The grass, which reaches its full height of about 12 feet in late July, is a naturally occurring sterile cross between the Miscanthus sinensis and Miscanthus sacchariflorus. Because it is sterile, it must rely on underground rhizomes to propagate. These rhizomes are easily manipulated for transplant and grow so slowly they are incapable of becoming invasive, Caveny said.
The grass isn’t a food crop either, said Peter Schubert, senior director for space, energy and education research at Packer Engineering. This is a good thing: whereas corn and soy, other biofuel candidates, are also used for consumption, Miscanthus cannot be eaten.
“The tradeoff between food and fuel is not sustainable,” Schubert said. In other words, corn-for-fuel and corn-for-food would have to fight for the same fields. The grass, however, grows happily on acres that are otherwise too polluted or arid to be used for food.
“Miscanthus can be grown on marginal almost non-arable land, and convert those acres to productive energy source,” Schubert said.
The grasses require very little input. They get their water from rain and the water table and, save a one-time fertilization during their first year, all their nutrients from the soil. After its third year, the grass has reached a ceiling yield, and will continue to produce roughly the same amount of biomass every year for the next three decades.

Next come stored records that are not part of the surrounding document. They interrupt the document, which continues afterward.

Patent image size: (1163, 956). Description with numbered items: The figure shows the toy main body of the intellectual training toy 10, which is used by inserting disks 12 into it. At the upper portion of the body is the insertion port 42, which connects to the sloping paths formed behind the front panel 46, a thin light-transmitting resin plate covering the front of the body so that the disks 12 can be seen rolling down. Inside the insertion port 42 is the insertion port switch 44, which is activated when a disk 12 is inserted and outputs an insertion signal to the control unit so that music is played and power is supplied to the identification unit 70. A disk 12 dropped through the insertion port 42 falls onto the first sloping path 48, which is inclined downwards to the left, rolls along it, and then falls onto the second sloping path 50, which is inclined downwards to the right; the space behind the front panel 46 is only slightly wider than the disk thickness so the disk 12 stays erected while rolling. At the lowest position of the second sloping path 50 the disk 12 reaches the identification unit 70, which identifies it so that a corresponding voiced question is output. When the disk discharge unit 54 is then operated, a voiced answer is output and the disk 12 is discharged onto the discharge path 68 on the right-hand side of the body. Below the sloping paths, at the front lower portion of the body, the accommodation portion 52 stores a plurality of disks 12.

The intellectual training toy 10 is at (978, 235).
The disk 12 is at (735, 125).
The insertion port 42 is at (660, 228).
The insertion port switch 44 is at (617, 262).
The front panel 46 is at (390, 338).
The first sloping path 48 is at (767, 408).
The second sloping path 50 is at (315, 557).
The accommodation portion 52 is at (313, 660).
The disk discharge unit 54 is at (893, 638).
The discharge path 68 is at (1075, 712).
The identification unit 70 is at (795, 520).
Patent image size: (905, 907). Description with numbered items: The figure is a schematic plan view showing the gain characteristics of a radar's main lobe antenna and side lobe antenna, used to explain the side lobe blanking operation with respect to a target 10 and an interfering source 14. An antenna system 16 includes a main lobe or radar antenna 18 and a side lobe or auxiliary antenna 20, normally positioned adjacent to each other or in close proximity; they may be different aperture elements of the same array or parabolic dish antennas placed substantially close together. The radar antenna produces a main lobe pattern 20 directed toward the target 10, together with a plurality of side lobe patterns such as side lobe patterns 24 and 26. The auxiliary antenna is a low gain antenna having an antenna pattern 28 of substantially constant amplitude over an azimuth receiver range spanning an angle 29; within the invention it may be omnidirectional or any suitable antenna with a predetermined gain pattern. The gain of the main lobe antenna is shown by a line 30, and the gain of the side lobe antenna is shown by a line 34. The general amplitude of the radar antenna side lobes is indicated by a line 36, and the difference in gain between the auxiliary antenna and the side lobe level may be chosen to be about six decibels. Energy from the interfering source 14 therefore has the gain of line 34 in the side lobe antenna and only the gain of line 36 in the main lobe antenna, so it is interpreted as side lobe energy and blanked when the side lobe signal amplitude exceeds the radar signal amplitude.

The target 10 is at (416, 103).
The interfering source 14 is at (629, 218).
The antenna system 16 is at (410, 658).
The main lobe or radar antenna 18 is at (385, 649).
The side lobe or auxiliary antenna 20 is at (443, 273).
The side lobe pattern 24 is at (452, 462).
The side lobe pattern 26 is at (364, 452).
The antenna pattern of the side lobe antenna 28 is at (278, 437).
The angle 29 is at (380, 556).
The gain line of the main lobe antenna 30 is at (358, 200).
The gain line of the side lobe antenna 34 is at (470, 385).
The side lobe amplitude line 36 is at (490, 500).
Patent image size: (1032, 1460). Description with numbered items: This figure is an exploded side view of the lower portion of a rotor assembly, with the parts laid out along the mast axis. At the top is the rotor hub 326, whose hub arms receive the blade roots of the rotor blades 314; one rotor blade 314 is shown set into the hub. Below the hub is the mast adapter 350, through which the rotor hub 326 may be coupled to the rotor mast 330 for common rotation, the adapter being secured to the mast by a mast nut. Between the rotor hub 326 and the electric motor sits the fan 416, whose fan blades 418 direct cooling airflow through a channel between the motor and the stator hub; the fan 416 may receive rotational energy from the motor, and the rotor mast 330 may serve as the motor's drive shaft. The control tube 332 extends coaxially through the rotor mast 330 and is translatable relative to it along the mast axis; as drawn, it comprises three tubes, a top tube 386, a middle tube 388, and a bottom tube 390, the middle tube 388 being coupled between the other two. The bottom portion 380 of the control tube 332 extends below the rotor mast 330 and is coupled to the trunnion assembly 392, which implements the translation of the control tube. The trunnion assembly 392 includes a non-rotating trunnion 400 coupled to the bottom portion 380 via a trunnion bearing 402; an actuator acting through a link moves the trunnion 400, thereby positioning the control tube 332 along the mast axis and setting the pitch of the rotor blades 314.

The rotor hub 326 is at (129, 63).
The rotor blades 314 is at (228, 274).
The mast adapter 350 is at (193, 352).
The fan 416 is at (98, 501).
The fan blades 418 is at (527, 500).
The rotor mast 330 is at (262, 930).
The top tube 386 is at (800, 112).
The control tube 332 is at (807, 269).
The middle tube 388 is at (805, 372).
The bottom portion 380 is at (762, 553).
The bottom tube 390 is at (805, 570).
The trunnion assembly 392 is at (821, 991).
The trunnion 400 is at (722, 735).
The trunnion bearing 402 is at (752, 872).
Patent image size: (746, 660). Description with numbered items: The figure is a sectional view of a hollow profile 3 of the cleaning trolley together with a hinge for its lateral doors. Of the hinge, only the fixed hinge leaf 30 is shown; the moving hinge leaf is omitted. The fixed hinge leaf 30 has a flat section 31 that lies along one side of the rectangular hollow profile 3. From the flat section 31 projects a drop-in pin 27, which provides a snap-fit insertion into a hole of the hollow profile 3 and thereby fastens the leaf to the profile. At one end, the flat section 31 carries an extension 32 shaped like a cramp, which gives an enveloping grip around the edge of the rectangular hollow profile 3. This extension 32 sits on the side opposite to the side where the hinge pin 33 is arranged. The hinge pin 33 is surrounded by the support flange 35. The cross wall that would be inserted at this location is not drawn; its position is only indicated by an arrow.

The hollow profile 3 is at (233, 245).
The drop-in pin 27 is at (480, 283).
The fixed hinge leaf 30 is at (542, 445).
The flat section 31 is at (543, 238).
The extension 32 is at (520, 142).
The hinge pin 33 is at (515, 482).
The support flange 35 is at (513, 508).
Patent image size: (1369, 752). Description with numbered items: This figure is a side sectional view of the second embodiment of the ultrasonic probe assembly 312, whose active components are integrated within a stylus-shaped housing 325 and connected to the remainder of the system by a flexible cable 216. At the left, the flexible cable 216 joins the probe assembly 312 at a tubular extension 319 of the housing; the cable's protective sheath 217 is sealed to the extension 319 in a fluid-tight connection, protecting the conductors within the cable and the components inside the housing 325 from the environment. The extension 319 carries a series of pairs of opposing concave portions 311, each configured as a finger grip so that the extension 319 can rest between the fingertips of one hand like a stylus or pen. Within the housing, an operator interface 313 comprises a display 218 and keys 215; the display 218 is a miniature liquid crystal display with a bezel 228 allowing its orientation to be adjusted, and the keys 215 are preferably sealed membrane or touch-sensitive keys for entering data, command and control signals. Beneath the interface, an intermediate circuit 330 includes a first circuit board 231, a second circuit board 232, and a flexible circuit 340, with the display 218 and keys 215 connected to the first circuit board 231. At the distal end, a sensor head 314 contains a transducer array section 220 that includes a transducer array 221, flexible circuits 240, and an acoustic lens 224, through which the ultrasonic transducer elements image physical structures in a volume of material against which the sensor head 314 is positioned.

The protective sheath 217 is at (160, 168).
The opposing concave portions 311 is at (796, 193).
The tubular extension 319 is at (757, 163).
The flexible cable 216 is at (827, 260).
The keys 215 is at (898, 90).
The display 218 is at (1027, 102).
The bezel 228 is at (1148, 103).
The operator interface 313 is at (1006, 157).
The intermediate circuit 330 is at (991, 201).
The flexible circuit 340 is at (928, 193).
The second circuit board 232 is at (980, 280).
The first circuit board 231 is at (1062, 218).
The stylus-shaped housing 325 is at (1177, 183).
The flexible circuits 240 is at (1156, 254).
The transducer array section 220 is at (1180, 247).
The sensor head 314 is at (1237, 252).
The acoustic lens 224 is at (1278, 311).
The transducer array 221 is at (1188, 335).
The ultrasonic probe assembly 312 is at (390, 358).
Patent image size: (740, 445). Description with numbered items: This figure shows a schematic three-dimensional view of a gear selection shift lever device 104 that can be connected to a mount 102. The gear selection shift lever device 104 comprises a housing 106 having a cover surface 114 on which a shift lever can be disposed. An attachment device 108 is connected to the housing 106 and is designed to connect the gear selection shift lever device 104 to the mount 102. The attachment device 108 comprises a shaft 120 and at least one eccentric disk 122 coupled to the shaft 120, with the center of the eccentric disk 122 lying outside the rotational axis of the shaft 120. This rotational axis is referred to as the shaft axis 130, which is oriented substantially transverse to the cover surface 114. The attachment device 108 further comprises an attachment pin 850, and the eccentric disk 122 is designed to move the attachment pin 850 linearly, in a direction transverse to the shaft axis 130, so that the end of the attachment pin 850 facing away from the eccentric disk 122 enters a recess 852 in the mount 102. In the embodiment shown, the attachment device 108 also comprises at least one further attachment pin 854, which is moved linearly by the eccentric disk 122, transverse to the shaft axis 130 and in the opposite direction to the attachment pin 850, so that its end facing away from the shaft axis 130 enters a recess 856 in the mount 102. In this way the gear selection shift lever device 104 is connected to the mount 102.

Other benefits include soil retention, carbon sequestration and wildlife habitats, according to the trail. But despite its many environmental boons, Miscanthus is not eligible for grown on land trusts, parcels set aside for conservation, Caveny said.
This makes it harder to find the space that would make growing the grass efficient.
Besides, not everyone is convinced this is such a good idea.
“I don’t think it’s the solution,” said Kim Grey, professor of civil and environmental engineering at Northwestern University. Grey doubts that biofuels could ever fully replace the gasoline, kerosene and diesel used for automobiles, trains and airplanes.
“If you look ten years down the road, is that really where our fleet is going? Maybe this provides us with a transition, but it isn’t long-term.”
But maybe transitional technology isn’t such a bad thing, said Schubert.
“There are very few technologies that could solve the entire industry problem,” he said. “Turning energy crops into fuel will always be an important part of the future energy portfolio of mankind.”
Caveny agrees that until we move away from liquid fuels altogether, alternative sources will be important, especially cheap ones that produce a high yield and environmental benefits.
“Our culture works based on high-yielding crops no matter what you grow,” Caveny said. But a history of subsidizing certain crops and not others has created a false profitability picture. Along with the rules governing use of land conservancies, that’s one of the things he will work to change in the future.
“Take the subsidies out and let every crop grow on its merits, and then you’re going to see the energy crops become extremely profitable,” he said.